Un ragazzo aveva alzato la mano e aveva detto che lui era delle Terre Franche e combatteva per difendere l’indipendenza e la libertà delle Terre Franche. Subito un capodecina gli si era avvicinato e gli aveva mollato una bastonata. Poi il cavaliere aveva detto che l’indipendenza e la libertà delle Terre Franche potevano esistere solo se l’Impero fosse stato liberato da H.H. il Malvagio e dai suoi vili scherani. Mentre pronunciava queste parole, però, un altro capodecina era salito sul palchetto e gli aveva detto qualcosa in un orecchio; allora aveva annuito, e poco dopo erano state portate e buttate in mezzo alla terra battuta della piazza d’arme un mucchio di tuniche non azzurre ma arancioni, logore e pulciose. Il cavaliere aveva fatto cenno alle reclute che potevano avvicinarsi, e quando il ragazzo ne aveva sollevata una, che era tutta sporca di fango secco e anche di macchie che potevano essere di sangue, aveva visto che sul petto aveva la nera aquila delle Terre Franche, e ne era stato contento: quante volte aveva visto sventolare quello stesso stemma sopra la Casa Comune di Odenjik Stella-del-Promontorio, e sugli alberi delle grandi navi mercantili che sovente da piccolo andava a guardare al porto, vagheggiando avventure in giro per il mondo. “Quel momento è infine giunto”, si era detto prendendo a sé la tunica, mentre due suoi compagni si accapigliavano per una in buone condizioni, finché il capodecina non li aveva separati a legnate.
— Queste tuniche sono appartenute a uomini delle vostre terre — aveva detto ancora il cavaliere — che si sono fatti onore in battaglia. Siatene degni. — Il ragazzo aveva sfregato col pollice le macchie brune sul lato, poi si era concentrato sulle armi e sull’armatura dell’uomo, sperando, un giorno, di conquistarne di proprie.
Così, dopo solo due settimane da quando aveva lasciato la piccola e graziosa casa di suo padre il fabbricante di cuscini, e baciato sua madre e le sue cinque sorelle, il ragazzo era stato aggregato a una decina, tutta di reclute come lui, anzi quattro di essi venivano proprio dal suo carro, e la decina a una compagnia, dove si vedevano anche uomini più grandi, dall’aspetto truce, e la compagnia a un battaglione il cui accampamento, che avevano raggiunto in tre giorni di cammino, occupava l’intera valle di Grunwald, e già stava venendo smontato, poiché si muoveva guerra verso sudest, nel protettorato di Sodermalm, che era sguarnito e andava ripreso all’Impero, specialmente per via della sua capitale, città antica e di grandi sapienti.

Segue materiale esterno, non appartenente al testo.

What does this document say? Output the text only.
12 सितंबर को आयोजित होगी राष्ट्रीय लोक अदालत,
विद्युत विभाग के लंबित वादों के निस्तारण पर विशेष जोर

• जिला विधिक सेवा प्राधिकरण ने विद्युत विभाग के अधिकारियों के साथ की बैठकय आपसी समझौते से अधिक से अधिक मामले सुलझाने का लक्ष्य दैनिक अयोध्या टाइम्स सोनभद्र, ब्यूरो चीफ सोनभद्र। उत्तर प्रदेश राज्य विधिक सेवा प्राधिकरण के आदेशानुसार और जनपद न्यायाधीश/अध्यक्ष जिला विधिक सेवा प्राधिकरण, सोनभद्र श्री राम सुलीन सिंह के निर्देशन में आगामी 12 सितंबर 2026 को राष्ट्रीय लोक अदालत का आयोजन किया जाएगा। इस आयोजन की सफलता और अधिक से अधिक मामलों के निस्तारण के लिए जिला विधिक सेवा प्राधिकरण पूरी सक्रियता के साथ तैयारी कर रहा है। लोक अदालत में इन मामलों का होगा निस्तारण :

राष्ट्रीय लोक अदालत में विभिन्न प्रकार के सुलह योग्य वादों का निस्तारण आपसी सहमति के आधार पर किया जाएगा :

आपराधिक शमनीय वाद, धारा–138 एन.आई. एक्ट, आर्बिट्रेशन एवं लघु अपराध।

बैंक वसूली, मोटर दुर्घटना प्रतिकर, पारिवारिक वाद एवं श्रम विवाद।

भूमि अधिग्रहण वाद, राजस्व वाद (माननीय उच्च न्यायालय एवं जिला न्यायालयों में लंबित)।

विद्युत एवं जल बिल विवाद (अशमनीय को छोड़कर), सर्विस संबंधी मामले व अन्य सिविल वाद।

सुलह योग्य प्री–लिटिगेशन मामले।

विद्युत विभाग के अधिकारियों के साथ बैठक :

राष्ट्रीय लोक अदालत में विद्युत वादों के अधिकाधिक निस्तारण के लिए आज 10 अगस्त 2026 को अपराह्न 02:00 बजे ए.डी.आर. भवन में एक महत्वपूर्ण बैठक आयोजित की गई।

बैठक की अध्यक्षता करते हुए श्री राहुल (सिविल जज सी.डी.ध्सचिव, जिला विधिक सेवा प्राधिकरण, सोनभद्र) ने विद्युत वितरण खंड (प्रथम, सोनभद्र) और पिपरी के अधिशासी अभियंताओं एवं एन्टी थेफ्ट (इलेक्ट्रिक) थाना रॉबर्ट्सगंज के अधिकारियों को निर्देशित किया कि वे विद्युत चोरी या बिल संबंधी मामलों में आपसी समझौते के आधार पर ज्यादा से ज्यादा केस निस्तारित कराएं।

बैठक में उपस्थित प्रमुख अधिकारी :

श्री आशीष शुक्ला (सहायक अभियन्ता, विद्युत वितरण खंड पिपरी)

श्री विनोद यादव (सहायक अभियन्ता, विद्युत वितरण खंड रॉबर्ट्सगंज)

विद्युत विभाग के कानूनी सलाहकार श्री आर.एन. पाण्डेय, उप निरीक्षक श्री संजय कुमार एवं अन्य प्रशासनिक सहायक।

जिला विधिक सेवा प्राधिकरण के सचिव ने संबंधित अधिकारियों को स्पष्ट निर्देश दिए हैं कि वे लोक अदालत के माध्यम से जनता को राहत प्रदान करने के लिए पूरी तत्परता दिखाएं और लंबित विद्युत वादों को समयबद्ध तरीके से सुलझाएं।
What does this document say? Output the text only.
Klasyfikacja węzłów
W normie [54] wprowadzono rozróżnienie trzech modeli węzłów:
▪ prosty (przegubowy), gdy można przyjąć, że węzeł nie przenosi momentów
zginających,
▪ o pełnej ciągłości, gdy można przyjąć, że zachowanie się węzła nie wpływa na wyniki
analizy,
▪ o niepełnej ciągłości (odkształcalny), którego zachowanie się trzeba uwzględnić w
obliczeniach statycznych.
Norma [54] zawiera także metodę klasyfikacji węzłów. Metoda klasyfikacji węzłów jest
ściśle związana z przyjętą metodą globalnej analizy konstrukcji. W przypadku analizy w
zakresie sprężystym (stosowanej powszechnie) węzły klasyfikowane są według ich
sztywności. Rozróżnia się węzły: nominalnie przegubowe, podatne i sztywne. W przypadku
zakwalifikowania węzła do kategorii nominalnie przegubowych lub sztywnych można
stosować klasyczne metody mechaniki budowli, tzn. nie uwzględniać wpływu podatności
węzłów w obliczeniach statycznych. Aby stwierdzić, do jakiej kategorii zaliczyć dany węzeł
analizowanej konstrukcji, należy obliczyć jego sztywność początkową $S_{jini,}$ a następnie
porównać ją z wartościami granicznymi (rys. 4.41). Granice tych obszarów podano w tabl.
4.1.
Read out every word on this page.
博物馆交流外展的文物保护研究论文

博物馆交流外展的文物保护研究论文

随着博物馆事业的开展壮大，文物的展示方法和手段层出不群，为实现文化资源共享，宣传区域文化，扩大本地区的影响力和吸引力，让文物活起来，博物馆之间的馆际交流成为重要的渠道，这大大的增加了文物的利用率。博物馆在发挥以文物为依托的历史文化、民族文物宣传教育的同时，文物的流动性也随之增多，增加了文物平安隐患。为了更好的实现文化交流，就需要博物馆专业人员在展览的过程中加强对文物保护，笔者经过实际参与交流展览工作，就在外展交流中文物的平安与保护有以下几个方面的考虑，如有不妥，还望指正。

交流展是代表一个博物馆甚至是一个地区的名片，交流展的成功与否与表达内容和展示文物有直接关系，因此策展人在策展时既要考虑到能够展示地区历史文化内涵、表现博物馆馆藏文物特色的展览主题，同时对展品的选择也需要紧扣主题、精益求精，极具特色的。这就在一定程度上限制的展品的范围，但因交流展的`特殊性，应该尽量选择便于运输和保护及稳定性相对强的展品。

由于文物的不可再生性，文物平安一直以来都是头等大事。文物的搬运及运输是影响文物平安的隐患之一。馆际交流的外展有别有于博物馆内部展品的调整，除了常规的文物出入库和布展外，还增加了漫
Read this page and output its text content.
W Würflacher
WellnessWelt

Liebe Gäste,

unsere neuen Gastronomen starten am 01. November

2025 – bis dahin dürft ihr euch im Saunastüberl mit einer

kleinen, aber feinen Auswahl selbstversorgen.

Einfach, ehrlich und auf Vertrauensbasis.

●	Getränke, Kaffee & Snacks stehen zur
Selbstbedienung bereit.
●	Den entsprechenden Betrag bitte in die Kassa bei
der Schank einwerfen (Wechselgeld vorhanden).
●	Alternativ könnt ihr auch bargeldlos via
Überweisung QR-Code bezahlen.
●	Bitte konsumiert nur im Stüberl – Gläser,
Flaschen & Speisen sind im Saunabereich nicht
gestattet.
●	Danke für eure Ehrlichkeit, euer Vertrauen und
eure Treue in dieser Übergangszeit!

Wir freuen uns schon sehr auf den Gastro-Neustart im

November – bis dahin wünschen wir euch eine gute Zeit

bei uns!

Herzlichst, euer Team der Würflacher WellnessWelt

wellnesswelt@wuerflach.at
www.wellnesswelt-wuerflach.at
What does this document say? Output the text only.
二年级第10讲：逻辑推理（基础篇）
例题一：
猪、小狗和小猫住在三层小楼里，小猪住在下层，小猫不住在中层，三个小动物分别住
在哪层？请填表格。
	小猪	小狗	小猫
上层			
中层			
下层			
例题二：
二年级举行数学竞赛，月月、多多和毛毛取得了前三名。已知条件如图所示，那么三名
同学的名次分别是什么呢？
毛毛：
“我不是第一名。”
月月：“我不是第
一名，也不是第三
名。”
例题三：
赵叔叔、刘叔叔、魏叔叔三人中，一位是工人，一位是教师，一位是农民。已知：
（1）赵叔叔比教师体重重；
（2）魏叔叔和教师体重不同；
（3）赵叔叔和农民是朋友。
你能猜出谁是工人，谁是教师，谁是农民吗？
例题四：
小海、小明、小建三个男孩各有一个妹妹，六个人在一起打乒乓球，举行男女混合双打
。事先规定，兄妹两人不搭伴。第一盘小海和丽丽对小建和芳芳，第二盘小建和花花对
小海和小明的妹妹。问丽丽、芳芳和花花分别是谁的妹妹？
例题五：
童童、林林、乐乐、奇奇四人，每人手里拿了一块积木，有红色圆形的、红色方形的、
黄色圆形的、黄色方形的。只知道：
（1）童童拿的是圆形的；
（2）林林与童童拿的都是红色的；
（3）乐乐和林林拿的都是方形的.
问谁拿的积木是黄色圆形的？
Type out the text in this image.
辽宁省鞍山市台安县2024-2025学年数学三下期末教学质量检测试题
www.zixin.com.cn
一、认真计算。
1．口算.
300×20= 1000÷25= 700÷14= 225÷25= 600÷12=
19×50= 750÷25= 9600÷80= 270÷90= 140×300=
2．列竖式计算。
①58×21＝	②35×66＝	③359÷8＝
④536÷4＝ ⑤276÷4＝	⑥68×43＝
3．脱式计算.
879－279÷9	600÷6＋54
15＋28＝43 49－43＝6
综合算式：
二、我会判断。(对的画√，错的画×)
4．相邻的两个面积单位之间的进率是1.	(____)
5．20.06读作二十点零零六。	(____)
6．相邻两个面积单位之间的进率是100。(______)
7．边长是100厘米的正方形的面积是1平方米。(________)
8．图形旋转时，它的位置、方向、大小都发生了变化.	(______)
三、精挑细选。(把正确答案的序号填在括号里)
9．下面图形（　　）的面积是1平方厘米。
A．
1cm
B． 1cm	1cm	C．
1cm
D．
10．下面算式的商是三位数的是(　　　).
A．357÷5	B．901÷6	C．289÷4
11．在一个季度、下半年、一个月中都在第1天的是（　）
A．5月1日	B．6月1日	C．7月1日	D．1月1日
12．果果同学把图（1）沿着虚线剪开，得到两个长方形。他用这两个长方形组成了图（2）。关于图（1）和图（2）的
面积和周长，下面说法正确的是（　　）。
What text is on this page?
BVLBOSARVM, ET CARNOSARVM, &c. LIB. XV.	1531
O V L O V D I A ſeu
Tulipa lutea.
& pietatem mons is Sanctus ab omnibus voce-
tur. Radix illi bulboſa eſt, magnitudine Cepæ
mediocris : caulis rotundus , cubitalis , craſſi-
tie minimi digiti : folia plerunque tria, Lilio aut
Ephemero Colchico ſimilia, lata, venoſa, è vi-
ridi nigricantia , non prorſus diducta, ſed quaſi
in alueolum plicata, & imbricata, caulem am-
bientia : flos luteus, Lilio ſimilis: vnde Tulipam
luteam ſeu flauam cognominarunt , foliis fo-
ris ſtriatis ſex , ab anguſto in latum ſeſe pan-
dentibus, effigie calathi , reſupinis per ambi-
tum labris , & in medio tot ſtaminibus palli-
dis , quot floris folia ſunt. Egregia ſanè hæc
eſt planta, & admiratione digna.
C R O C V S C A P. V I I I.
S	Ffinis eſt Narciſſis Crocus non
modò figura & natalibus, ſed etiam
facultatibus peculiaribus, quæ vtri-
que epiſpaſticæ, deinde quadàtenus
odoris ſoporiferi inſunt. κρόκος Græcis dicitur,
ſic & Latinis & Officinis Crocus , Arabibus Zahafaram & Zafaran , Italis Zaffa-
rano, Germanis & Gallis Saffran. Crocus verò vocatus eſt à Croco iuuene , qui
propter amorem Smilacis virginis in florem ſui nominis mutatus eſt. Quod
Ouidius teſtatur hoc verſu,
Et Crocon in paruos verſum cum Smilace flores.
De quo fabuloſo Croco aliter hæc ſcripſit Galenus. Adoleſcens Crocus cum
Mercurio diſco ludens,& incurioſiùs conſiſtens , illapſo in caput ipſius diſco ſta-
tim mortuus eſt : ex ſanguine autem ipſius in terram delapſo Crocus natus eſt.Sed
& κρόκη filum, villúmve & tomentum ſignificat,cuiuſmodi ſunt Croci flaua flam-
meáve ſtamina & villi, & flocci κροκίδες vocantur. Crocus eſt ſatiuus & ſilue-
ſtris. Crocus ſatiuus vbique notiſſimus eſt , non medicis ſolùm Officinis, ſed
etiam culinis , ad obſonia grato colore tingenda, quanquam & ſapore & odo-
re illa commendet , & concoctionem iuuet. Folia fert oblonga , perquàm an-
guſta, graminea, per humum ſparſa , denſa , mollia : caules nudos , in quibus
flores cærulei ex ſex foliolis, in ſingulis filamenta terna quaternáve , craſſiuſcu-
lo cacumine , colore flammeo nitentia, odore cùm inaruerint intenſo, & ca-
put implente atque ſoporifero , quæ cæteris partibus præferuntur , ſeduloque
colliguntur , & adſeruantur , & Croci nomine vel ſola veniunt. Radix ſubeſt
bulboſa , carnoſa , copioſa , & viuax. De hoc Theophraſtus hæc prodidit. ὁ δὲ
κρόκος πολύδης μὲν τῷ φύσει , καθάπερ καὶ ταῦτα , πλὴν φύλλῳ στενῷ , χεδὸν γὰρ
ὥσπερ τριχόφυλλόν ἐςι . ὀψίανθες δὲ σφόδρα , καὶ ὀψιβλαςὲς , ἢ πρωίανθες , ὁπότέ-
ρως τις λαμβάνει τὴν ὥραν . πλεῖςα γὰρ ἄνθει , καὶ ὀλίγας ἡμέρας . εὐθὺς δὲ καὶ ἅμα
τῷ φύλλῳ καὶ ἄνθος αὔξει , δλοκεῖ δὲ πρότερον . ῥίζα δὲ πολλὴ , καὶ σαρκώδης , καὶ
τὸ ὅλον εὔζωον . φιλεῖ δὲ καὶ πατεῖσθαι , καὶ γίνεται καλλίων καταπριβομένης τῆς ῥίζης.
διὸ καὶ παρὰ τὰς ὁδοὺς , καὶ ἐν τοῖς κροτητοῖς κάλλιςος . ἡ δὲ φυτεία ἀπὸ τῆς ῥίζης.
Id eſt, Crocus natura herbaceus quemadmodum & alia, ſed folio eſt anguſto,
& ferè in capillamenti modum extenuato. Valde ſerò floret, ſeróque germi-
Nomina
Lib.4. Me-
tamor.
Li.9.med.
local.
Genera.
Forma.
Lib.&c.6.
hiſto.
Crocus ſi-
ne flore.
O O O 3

Quando derrate e masserizie furono accumulate e tutti i carri approntati, un nobile cavaliere in armatura, dal crine argenteo e dalla fronte marchiata con una piccola croce, a cavallo di un destriero grigio, fece il giro delle decine seguito da due soldati su ciuchi, ai lati dei quali erano fissate enormi bisacce piene, sembrava, di ciottoli azzurri e vagamente traslucidi.
Ogni ciottolo aveva un buco in mezzo, attraverso cui passava uno spago.
— Mettetela al collo e tenetela sempre in vista — aveva detto il cavaliere dai capelli d’argento, mentre i due soldati annuivano come se stesse dicendo la cosa più importante che ci fosse al mondo — poiché è un dono della Strega dell’Ovest, protettrice dell’Alleanza Ribelle, e dunque proteggerà anche voi.